1990's best (and worst) movies -- ''Ghost'' and ''Reversal of Fortun,'' topped our list while ''Wild Orchid'' and ''Joe Versus the Volcano'' faltered

THE BEST

1. Reversal of Fortune
Without a doubt, the crowning achievement of this movie is Jeremy Irons' masterfully droll performance as Claus von Bülow, the ghoulish aristocrat who may or may not have attempted to murder his rich, depressed, socialite wife (Glenn Close). Irons does something far more perverse than getting you to ''care'' about Claus — he gets you to like him.
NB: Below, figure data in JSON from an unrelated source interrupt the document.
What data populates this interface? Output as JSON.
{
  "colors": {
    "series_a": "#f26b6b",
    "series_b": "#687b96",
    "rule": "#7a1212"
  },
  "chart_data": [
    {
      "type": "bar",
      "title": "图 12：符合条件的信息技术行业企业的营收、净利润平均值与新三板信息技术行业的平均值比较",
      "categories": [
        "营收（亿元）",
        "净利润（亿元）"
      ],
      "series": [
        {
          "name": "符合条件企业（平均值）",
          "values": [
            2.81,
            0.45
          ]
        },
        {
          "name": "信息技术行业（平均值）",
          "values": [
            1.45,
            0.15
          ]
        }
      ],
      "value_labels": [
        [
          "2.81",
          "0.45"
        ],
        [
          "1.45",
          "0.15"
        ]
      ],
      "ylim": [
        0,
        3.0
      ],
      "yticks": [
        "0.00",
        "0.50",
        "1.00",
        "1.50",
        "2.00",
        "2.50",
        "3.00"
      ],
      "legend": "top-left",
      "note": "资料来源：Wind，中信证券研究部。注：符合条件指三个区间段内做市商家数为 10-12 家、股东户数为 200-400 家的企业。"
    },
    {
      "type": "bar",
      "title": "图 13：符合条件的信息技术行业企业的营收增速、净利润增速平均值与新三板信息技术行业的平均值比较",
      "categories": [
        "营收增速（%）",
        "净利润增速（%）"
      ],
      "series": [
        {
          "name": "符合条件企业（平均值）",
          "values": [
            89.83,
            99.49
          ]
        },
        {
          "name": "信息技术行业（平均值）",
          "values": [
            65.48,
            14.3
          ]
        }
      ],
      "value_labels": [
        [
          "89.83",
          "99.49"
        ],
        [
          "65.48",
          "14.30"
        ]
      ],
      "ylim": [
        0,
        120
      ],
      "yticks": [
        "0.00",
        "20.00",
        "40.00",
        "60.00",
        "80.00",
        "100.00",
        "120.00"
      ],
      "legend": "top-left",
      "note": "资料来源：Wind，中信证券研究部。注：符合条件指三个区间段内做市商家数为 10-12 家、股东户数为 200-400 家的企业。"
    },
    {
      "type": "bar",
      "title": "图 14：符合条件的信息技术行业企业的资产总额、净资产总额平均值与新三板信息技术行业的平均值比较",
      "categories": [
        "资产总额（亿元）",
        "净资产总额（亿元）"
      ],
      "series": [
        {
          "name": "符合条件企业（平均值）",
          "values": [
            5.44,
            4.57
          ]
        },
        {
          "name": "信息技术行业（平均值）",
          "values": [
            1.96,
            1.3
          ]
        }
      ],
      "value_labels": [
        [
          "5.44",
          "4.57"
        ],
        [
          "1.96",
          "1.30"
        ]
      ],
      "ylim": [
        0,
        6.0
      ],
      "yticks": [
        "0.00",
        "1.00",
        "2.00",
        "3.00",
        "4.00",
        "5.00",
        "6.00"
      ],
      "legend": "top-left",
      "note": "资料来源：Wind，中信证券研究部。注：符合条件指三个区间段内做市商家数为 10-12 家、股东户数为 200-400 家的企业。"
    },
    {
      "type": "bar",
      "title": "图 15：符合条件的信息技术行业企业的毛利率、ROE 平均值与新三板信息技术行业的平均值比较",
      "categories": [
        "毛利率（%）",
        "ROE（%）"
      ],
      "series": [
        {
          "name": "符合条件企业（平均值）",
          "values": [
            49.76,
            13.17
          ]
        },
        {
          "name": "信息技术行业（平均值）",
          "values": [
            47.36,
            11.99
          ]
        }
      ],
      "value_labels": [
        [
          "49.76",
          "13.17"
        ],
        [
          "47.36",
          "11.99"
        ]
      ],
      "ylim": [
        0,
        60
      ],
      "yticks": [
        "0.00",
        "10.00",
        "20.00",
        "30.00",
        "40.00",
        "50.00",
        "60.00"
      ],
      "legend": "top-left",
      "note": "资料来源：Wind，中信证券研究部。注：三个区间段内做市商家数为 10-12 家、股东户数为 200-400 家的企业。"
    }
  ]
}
Yet what finally makes Barbet Schroeder's reenactment of the Von Bülow affair a truly great movie is the spine-tingling ambiguity with which it views Claus' conduct. Ushering us behind the mausoleum-like walls of the Von Bülows' Newport estate, the film offers many contrasting versions of the events, holding contradictory bits of evidence up to the light with a Rashomon-like dexterity. By the end, it almost doesn't matter whether Von Bülow actually tried to kill his wife or simply stood by and watched her sink into suicidal despair. The real question is whether there's any difference.

2. Men Don't Leave
Though it never got the audience it deserved, this wonderfully funny and touching domestic weeper is an exhilarating contradiction: a happy movie about depression. It's the story of a newly widowed mother (Jessica Lange) and her two sons and how they struggle to remain a unit without Dad, their cornerstone. That may sound like the plot of a dozen made-for-TV movies, but Men Don't Leave has something that is fast disappearing from American films: a genuine emotional texture. Director Paul Brickman — this is his first film since 1983's Risky Business — empathizes with everyone on screen, keeping the point of view shifting and elusive. Though rooted in the pain of sudden loss, Men Don't Leave is really about the pleasure and the sadness of growing up. It's the rare case of a sentimental movie that earns every one of its tears — and believe me, you shed them.

3. A Shock to the System
A black comedy played very, very close to the bone. When Michael Caine, as a New York advertising executive up for promotion, is passed over to make room for a tight-lipped specimen of yuppus scumus (Peter Riegert), his revenge is so extreme — he becomes a happily self-justified killer — and, at the same time, so believable that identifying with him becomes a delirious and dizzying experience. The fun of the movie is that we're watching a ruthless killer portrayed by one of the most wittily humane actors alive. Caine's performance is a wonder; it's as if he were playing Jekyll and Hyde at the same time. You keep rooting for him even as you're appalled by his behavior, and the movie pulls you into deeper and deeper levels of amoral glee.